How to make language an object through typing certain things backwards?

To first of all define the word ‘Stating’ and then to show the word itself as a possible object in space by typing the definition backwards; this will then help explain the reasoning behind the work that is being made. Defining the word stating is to perhaps distinguish its meaning, linguistically, from the word showing. Then there is a certain process that deals with how the act of defining can also be an act of representing. Therefore to represent something is to define it against something else; thus the duality of the pieces that are made. The objects that are made are that of archival references to certain understandings of something, and this something is usually an in depth look at an everyday occurrence, illusion, or object.

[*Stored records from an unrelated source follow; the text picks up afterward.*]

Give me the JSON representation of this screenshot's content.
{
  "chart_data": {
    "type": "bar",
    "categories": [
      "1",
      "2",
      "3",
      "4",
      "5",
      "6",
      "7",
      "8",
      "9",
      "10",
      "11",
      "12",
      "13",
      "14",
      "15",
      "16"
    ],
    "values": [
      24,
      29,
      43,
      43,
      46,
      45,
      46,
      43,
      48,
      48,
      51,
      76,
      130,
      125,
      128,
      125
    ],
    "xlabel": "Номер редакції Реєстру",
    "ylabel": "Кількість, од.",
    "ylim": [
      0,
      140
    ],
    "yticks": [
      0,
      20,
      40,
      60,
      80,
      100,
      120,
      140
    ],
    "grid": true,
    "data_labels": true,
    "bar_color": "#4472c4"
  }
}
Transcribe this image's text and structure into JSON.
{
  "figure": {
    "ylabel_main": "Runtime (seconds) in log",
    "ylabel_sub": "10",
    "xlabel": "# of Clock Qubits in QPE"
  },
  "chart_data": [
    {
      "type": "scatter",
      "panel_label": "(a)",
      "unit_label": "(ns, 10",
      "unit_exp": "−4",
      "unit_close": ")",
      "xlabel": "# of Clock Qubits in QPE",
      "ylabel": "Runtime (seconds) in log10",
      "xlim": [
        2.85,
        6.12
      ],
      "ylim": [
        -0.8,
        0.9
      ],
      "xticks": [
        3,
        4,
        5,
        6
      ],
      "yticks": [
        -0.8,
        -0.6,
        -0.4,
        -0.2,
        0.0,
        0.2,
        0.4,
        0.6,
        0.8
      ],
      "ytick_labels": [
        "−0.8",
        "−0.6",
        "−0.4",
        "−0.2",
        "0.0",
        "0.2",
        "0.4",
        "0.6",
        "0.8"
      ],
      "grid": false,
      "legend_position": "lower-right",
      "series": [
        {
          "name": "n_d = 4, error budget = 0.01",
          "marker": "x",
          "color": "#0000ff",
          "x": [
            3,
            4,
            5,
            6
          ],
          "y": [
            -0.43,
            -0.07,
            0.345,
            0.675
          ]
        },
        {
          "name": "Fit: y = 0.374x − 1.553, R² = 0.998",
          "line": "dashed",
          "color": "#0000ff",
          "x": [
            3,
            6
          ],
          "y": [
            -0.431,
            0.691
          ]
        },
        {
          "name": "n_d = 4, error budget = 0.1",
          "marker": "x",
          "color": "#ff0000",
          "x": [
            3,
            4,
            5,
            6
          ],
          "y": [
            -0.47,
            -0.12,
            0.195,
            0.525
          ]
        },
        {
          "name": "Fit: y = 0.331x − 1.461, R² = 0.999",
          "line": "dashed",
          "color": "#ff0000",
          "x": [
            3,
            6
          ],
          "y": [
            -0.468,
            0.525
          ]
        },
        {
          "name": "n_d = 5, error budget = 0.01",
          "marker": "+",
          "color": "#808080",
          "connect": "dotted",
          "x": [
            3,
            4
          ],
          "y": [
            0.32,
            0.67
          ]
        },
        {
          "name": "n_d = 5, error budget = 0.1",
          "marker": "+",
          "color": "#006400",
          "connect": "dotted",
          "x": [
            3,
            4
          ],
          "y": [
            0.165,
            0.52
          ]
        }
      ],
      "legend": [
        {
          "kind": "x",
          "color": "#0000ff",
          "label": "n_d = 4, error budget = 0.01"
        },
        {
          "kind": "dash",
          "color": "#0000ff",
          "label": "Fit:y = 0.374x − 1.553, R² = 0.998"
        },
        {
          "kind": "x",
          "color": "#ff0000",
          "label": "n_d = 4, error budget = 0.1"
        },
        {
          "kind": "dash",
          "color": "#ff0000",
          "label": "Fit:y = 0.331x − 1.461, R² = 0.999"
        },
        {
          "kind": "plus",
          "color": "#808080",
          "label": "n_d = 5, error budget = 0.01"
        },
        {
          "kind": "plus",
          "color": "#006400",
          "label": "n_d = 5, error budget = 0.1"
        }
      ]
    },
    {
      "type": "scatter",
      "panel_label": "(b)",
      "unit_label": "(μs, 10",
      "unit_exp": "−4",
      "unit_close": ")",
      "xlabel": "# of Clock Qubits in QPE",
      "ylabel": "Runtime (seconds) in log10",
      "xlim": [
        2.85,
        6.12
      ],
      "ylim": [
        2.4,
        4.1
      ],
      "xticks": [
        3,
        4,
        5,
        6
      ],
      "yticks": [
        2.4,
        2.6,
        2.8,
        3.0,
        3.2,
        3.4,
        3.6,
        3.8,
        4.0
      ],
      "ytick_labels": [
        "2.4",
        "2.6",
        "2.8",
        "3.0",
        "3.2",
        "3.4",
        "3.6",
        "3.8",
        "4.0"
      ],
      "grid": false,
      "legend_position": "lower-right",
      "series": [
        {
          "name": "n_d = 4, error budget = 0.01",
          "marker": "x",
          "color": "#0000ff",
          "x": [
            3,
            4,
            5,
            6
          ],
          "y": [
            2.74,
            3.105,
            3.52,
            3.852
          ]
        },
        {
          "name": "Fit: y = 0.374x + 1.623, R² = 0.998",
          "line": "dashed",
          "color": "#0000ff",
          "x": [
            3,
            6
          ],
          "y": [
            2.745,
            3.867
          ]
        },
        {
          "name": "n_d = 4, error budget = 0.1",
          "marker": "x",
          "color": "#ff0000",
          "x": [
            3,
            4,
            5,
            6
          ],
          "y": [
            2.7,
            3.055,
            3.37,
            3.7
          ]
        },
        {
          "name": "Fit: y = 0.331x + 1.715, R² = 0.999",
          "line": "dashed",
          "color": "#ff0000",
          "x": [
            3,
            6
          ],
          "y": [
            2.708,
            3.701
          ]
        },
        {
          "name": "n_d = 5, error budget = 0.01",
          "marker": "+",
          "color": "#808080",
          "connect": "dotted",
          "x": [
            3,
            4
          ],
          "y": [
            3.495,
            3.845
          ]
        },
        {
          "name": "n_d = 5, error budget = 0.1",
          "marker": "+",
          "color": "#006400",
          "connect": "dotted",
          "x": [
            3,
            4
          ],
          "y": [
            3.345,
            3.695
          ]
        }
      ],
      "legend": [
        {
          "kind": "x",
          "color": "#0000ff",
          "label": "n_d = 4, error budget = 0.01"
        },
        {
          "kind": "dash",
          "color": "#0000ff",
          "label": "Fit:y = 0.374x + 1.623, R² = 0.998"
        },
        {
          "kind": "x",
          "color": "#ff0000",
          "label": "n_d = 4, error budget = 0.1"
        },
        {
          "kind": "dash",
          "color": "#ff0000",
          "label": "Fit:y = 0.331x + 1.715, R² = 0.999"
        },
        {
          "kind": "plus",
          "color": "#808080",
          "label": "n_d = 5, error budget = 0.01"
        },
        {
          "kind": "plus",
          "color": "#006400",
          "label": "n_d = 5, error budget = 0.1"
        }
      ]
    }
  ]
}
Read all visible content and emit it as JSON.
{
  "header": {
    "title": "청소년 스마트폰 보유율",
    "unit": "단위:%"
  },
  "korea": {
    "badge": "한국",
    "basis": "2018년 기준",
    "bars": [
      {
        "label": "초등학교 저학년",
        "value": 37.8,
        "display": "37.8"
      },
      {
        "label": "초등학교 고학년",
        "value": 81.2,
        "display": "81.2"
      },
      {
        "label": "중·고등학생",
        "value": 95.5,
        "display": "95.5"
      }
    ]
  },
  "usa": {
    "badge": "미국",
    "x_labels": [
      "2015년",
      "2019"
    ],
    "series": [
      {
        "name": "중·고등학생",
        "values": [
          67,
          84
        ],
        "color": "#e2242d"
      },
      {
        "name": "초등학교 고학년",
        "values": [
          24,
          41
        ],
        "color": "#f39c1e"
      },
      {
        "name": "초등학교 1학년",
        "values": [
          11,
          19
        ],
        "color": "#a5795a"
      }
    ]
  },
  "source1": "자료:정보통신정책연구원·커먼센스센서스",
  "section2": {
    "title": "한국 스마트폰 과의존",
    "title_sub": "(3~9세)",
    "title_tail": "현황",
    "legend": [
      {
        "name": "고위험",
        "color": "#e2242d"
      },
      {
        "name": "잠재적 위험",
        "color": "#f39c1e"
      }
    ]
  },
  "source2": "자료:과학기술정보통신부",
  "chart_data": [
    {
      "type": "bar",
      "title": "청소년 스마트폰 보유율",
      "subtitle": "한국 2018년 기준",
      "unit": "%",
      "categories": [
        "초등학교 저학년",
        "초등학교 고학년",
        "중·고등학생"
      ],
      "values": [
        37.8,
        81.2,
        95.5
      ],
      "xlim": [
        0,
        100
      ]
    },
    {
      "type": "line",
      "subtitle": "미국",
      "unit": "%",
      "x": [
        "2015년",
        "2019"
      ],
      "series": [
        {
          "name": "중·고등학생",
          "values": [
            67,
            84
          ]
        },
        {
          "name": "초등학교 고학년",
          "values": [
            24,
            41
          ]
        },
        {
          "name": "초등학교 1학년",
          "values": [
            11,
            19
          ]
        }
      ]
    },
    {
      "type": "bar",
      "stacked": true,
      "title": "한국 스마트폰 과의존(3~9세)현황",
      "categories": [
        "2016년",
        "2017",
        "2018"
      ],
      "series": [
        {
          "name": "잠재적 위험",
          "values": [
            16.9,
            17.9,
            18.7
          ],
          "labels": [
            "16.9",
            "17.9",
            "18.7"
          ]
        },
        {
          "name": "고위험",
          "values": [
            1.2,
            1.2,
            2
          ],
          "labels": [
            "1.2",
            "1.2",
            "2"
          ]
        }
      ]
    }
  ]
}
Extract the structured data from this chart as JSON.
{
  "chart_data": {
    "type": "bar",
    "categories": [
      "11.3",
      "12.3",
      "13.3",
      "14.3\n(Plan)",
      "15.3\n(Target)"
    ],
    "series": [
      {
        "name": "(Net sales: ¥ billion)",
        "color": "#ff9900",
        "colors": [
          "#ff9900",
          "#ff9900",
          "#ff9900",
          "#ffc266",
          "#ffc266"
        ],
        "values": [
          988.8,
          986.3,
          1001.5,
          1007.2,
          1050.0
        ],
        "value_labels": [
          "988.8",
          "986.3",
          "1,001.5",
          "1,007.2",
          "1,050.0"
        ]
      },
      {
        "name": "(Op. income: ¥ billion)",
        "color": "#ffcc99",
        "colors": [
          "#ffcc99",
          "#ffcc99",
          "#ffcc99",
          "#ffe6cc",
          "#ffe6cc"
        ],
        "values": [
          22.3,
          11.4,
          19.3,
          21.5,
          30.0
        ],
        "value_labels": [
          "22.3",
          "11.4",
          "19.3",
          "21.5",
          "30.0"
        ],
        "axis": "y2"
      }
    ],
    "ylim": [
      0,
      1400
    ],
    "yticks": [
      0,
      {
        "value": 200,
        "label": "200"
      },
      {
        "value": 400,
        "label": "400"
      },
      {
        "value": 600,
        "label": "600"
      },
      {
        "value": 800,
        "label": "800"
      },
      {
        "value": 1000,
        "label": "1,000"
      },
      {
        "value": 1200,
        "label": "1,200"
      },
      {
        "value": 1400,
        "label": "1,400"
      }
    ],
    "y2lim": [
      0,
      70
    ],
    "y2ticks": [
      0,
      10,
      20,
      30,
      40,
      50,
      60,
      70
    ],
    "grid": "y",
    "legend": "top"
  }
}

In this situation the everyday object is the electrical tape, the occurrence is it’s unwinding and application, and the illusion is its maintaining of size. The illusion of size of course depends on an application of measurement, which necessitates a concept of proportion and perspective.

Then there comes the complexities of recording occurrence. As an occurrence is ephemeral there will be a need to film its happening. Then there comes the problem of filming, as in the very actualities of making the film. In this there are inherent problems to do with perspective and a maintaining of proportion and such inherences are then reflected of course in the very way in which the film is presented.

The way in which the film is to be presented is where the appearance of the work then becomes scrutinised: it is this scrutiny that I am interested in and how certain illusionistic capabilities can render the very simple contents of the film as non-changing in its presented environment.